1. Become a list-maker. Make a list of your budget, a list of what you absolutely will not compromise on, and a list of what you need to get it all done. Not only will having a list keep you organized, it keeps family and bridal party on task so you don’t have to run around like a headless chicken squawking orders. Plus, checking things off feels so dang good!

2. Along those same lines, consider labeling items. In case you aren't present for packing up the day after, you'll want to make sure others know what's yours and where it goes.

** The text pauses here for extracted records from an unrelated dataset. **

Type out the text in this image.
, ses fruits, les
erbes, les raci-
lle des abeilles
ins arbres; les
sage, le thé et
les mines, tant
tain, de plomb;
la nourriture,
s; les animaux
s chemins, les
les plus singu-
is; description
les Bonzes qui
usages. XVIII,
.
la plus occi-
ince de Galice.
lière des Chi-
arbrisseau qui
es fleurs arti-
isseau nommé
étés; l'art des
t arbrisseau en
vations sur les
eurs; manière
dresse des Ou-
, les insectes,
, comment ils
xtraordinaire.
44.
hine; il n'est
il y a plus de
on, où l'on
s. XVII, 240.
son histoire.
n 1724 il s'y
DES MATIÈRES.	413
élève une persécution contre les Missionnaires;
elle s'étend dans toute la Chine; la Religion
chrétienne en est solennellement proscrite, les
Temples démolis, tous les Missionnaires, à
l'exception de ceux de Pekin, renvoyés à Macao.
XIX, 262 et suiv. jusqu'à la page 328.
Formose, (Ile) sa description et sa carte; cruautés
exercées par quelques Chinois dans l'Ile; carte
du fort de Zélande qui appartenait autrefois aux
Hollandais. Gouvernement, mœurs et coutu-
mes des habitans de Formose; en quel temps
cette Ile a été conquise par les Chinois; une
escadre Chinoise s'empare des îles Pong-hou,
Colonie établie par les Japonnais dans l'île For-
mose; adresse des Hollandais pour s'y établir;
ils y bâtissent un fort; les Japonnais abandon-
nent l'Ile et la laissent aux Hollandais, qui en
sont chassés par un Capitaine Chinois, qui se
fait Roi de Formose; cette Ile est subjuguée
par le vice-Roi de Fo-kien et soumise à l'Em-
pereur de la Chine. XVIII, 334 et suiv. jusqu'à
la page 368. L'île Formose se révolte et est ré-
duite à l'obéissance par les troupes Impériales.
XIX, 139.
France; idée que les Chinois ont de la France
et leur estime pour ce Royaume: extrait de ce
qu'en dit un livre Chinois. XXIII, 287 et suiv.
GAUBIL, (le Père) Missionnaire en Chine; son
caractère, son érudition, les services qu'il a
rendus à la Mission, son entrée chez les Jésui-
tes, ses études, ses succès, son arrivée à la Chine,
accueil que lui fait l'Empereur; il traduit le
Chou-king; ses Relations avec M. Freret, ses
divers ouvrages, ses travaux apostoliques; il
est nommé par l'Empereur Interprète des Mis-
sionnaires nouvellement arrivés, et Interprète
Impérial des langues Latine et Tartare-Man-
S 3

3. Take pictures, make diagrams, and measure all of your needed spaces and supplies beforehand. My mom and I forgot what kitchen supplies were available at the cabin so she was forced to cook the meat in smaller portions. We also had an unexpected, super last-minute expense when we realized the tablecloths we’d borrowed weren’t big enough. Amazon Prime was a lifesaver!

4. Consider your resources. Do you have a truck or trailer or need either one to haul items? We ended up renting a small U-Haul trailer for $140 to load all the chairs and other DIY wedding paraphernalia.


Andrew and I are deeply grateful to our friends, family, work associates, and God for the love, support, and tremendous efforts dedicated to making our micro wedding one-of-a-kind!

Special thanks is due to the mother and grandmother of the bride for their hard work in the kitchen! Never has wedding barbecue ever tasted SO good.

My mom also tailored my dress to make it just a tad more formal and not quite so see-through. She's the best seamstress in the west!

Matron of Honor, Emily: thank you for giving life to my vision. This wedding would not have happened as succinctly and virtually stress-free without you!

Father of the bride: thank you for walking me down the aisle and giving us your full blessing. We love you and appreciate all you did and do for us.